The asteroid orbit rank is good, but not as perfect as a low-numbered asteroid orbit would be. Still, this asteroid was discovered 27 years ago and so I'm guessing its orbit is likely known pretty well, even if the shape and other characteristics may still be less well known. This gives us a good opportunity to nail down the shape and size of the asteroid better, and perhaps even find a moonlet. We should most definitely expose this at the shortest integration possible, namely 1x for our Watec cameras. Since the new Astrid only goes down to 1/30s from what Kirk Bender tells me, this is not optimal. Perhaps Bernard's gear will even take exposures of much shorter duration and faster cadence?

So far, the only other observer I see is Bob Jones from Running Springs, CA in the eastern LA Basin area. I'm hoping that other SoCal observers will want to jump in too, if only for the opportunity of getting a record brilliance star in their video collection. The V-R is 1.0, which is decently on the reddish side, and makes our detector chips good choices.

Alt=46, Az=249, high in the SW. The target is just 2 degrees directly above Regulus. Use Regulus as one of your align stars.

Time: Event time on the Big Sur Coast is 10:23:56pm. At the Jolon Rd sites, at 10:24:00pm

From David Dunham on the IOTA Message board: May 20, 5:24 UT: Occultation of 4.7mag 37 Leonis = ZC 1504 =SAO 99034 = HIP 50333 by 4.4-km (28030) 1998 DW12,  s. Calif (Bradley, Shandon, Taft, Fontana, Calipatria), Yuma, AZ. The asteroid diam. is 9 mas with a central event duration of 0.5s. With the star diam 2 mas (computed with the Warner relation), it will take 0.1s to cover star at the contacts, and the 11km-wide path will have  partial zones 2 km wide at each limit. The RUWE is 1.05 (ok). The OWC link is https://cloud.occultwatcher.net/event/1600-2803.0-145623-648855-J4071418 .
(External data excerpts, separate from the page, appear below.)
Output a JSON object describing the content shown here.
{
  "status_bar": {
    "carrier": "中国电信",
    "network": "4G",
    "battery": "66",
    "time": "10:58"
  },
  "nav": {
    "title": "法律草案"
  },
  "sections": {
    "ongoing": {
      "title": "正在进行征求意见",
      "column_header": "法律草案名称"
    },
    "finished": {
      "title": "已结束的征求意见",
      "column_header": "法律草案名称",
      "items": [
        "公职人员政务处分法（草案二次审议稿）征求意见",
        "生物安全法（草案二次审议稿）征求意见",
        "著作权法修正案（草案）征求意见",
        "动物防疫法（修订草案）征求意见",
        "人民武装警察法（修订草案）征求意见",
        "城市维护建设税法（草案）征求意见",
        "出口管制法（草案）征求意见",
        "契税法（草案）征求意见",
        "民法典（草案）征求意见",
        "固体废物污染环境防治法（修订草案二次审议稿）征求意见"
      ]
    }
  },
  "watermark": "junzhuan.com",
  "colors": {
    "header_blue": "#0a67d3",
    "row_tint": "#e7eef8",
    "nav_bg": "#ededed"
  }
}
Star position uncertainty: C2A has in their "Object Type" box the wording "6 - astrometric position is poor". That's more what I'd expect for such a bright star. But yet the RUWE is a low 1.05 which is comfortably inside the limit criteria of RUWE=1.20 above which is where star position error is not so good. I've posted a question on IOTA Message Board asking which to believe: C2A or RUWE? Dave H answered, that the source to absolutely trust is the GAIA data which gives RUWE=1.05, and that's good. Forget the C2A positional statement.